The Loft Law was originally enacted following an increase in the number of commercial and manufacturing buildings being converted for residential use. These buildings often lacked compliance with laws regarding housing maintenance, health, safety and fire protection standards. Currently, loft buildings include buildings that do not possess a residential certificate of occupancy, were previously used for non-residential purposes, and housed three or more tenants in separate units between April 1, 1980, and December 1, 1981.
Legislation passed by the Assembly would bring additional housing in Manhattan and other boroughs under Loft Law protections by expanding the definition of an "interim multiple dwelling" to include buildings in New York City that were occupied by two or more families living in separate units for 12 consecutive months between January 1, 2008 and December 31, 2009 (A.5667-B/V. Lopez). This legislation also provides that a reduction in the number of occupied rooms in the building after the 12-month requirement would not eliminate protections for remaining residential occupants.

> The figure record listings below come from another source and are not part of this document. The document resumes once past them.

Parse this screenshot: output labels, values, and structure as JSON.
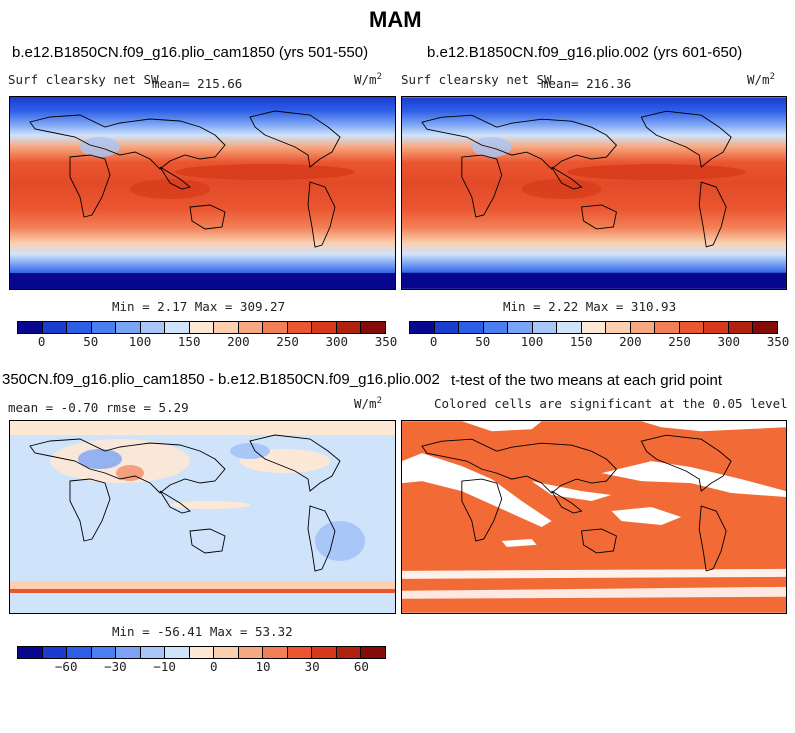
{
  "page_title": "MAM",
  "colors": {
    "land_outline": "#000000",
    "significant": "#f26a35"
  },
  "chart_data": [
    {
      "type": "heatmap",
      "title": "b.e12.B1850CN.f09_g16.plio_cam1850 (yrs 501-550)",
      "left_label": "Surf clearsky net SW",
      "stat_text": "mean= 215.66",
      "units": "W/m",
      "units_sup": "2",
      "min_max_text": "Min =   2.17 Max = 309.27",
      "colorbar": {
        "colors": [
          "#07078f",
          "#1a3ccf",
          "#2d5fe6",
          "#4a7ff0",
          "#7aa2f5",
          "#a9c6f8",
          "#cfe3fa",
          "#fde8d6",
          "#fbcfb0",
          "#f7a880",
          "#f28056",
          "#ea5630",
          "#d63a1a",
          "#b0220e",
          "#830b08"
        ],
        "ticks": [
          {
            "label": "0",
            "index": 1
          },
          {
            "label": "50",
            "index": 3
          },
          {
            "label": "100",
            "index": 5
          },
          {
            "label": "150",
            "index": 7
          },
          {
            "label": "200",
            "index": 9
          },
          {
            "label": "250",
            "index": 11
          },
          {
            "label": "300",
            "index": 13
          },
          {
            "label": "350",
            "index": 15
          }
        ]
      }
    },
    {
      "type": "heatmap",
      "title": "b.e12.B1850CN.f09_g16.plio.002 (yrs 601-650)",
      "left_label": "Surf clearsky net SW",
      "stat_text": "mean= 216.36",
      "units": "W/m",
      "units_sup": "2",
      "min_max_text": "Min =   2.22 Max = 310.93",
      "colorbar": {
        "colors": [
          "#07078f",
          "#1a3ccf",
          "#2d5fe6",
          "#4a7ff0",
          "#7aa2f5",
          "#a9c6f8",
          "#cfe3fa",
          "#fde8d6",
          "#fbcfb0",
          "#f7a880",
          "#f28056",
          "#ea5630",
          "#d63a1a",
          "#b0220e",
          "#830b08"
        ],
        "ticks": [
          {
            "label": "0",
            "index": 1
          },
          {
            "label": "50",
            "index": 3
          },
          {
            "label": "100",
            "index": 5
          },
          {
            "label": "150",
            "index": 7
          },
          {
            "label": "200",
            "index": 9
          },
          {
            "label": "250",
            "index": 11
          },
          {
            "label": "300",
            "index": 13
          },
          {
            "label": "350",
            "index": 15
          }
        ]
      }
    },
    {
      "type": "heatmap",
      "title": "350CN.f09_g16.plio_cam1850 - b.e12.B1850CN.f09_g16.plio.002",
      "left_label": "mean =  -0.70     rmse =    5.29",
      "units": "W/m",
      "units_sup": "2",
      "min_max_text": "Min = -56.41 Max =  53.32",
      "colorbar": {
        "colors": [
          "#07078f",
          "#1a3ccf",
          "#2d5fe6",
          "#4a7ff0",
          "#7aa2f5",
          "#a9c6f8",
          "#cfe3fa",
          "#fde8d6",
          "#fbcfb0",
          "#f7a880",
          "#f28056",
          "#ea5630",
          "#d63a1a",
          "#b0220e",
          "#830b08"
        ],
        "ticks": [
          {
            "label": "−60",
            "index": 2
          },
          {
            "label": "−30",
            "index": 4
          },
          {
            "label": "−10",
            "index": 6
          },
          {
            "label": "0",
            "index": 8
          },
          {
            "label": "10",
            "index": 10
          },
          {
            "label": "30",
            "index": 12
          },
          {
            "label": "60",
            "index": 14
          }
        ]
      }
    },
    {
      "type": "heatmap",
      "title": "t-test of the two means at each grid point",
      "subtitle": "Colored cells are significant at the 0.05 level"
    }
  ]
}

Under current law, at least three tenants occupying separate units are required to bring a performance action against an owner, even in cases of buildings with fewer than three units. Legislation passed by the Assembly would allow a single tenant to bring such action against an owner without a prior finding by the Loft Board (A.6368/Glick). Additionally, this bill would extend the provisions of the Loft Law for three years.
Also included in this package of legislation is a measure prohibiting the interruption of services in 'would be' interim multiple dwellings if the units are used for residential purposes with the knowledge and consent of the owner (A.6940-A/V.Lopez).